The Trump administration is facing backlash from Democrats and school nutrition advocates over its recent decision to kill two federal programs that provided more than $1 billion in funding for schools and food banks to purchase food from local farms.
The decision, which comes as Republicans are pushing for deep cuts to the Supplemental Nutrition Assistance Program, underscores the MAGA movement’s antipathy toward food aid programs benefiting millions of poor Americans, including many children.
As The Guardian reported:
The US Department of Agriculture (USDA) has slashed two programs that provided more than $1 billion for schools and food banks to purchase food from local farms and ranchers. About $660m of those funds were contained in the Local Food for Schools Cooperative Agreement Program, which provided funds to schools and child care facilities but is now being eliminated. The rest were part of the Local Food Purchase Assistance Cooperative Agreement Program, which provided funds to local food banks and other organizations. The USDA unfroze funds for existing agreements, but a second round of funding in fiscal year 2025 has been nixed.
On Tuesday, Secretary of Agriculture Brooke Rollins faced a pointed question about her department’s cuts for such programs on the Trump-friendly Fox News network. After reading a headline about the cuts, anchor Bill Hemmer asked, “How do you justify that?”
Rollins responded with a rambling, and transphobic, explanation in which she called the programs “nonessential” and equated them to other contracts she said the USDA canceled that supported what she called “food justice for trans people in New York and San Francisco.” In essence, the secretary portrayed these vital programs, which help make sure kids and poor people don’t starve, as forms of Biden administration largesse, baselessly claiming they are evidence of the previous administration trying to “push … taxpayer dollars out that is not reaching its intended target.”
But much like Elon Musk, who stood earlier this year and admitted his so-called Department of Government Efficiency would make “mistakes” that he vowed to correct “quickly,” Rollins seemed to leave room for a reversal. “As we have always said, if we are making mistakes, we will own those mistakes and we will reconfigure,” she said. “But right now, from what we are viewing, that program was nonessential, that it was a new program, and that it was an effort by the left to continue spending taxpayer dollars that were not necessary.”
The secretary’s random slight against transgender people felt in line with the Trump administration’s tactic of using anti-trans attacks to distract his followers from the pain his economic policies are likely to inflict on the country. As for the potential for a reversal, we should all be disgusted by the cruelty in requiring people who’ve benefited from these programs, hungry school children and people reliant on food banks, to hang their hopes of being fed on Musk or Rollins having an epiphany about their deservedness.
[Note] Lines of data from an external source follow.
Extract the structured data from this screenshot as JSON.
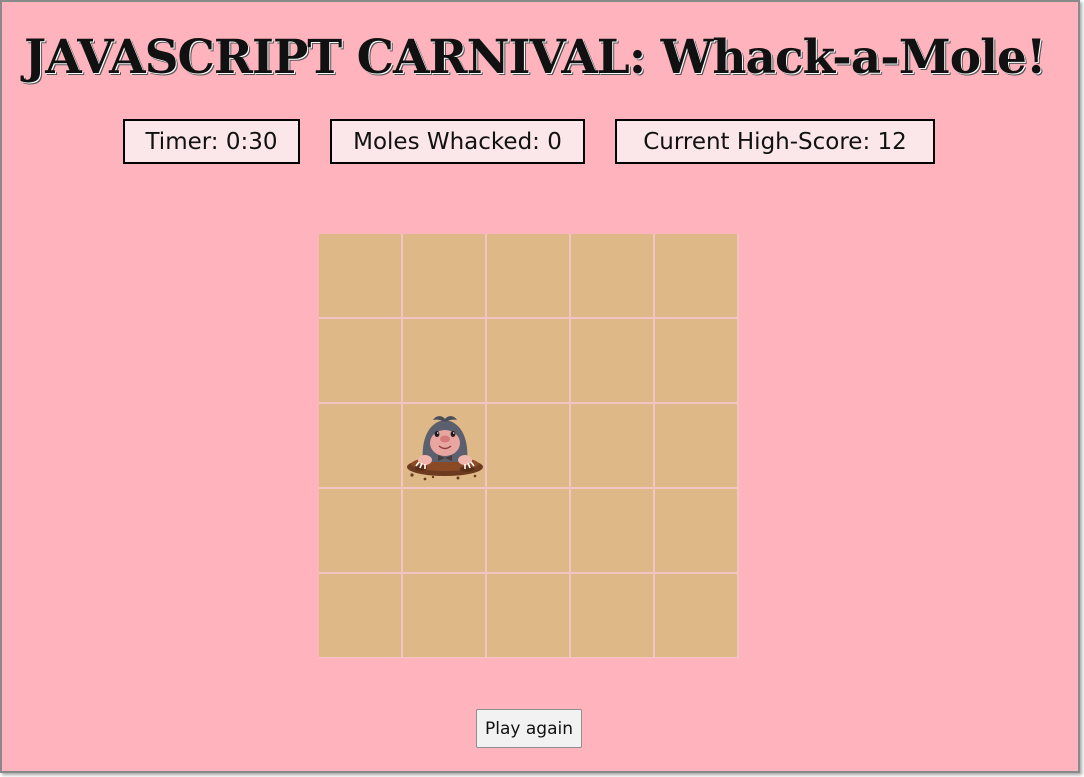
{
  "title": "JAVASCRIPT CARNIVAL: Whack-a-Mole!",
  "stats": {
    "timer": {
      "label": "Timer:",
      "value": "0:30"
    },
    "moles": {
      "label": "Moles Whacked:",
      "value": "0"
    },
    "high": {
      "label": "Current High-Score:",
      "value": "12"
    }
  },
  "board": {
    "rows": 5,
    "cols": 5,
    "mole_cell": {
      "row": 3,
      "col": 2
    },
    "cell_color": "#deb887",
    "background_color": "#ffb3bd"
  },
  "play_button": {
    "label": "Play again"
  }
}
Relatedly, ESPN football analyst Mina Kimes spoke about that cruelty in an episode of the “Pablo Torre Finds Out” podcast. Kimes recounted her experience retweeting a story of Musk’s withholding of aid from the U.S. Agency for International Development, which she said ultimately and surprisingly led Musk to reverse course on the specific program highlighted in the story.
The point being: It is an indignity for anyone to have to live at the whim of the uber-wealthy and well-connected officials steering the Trump administration.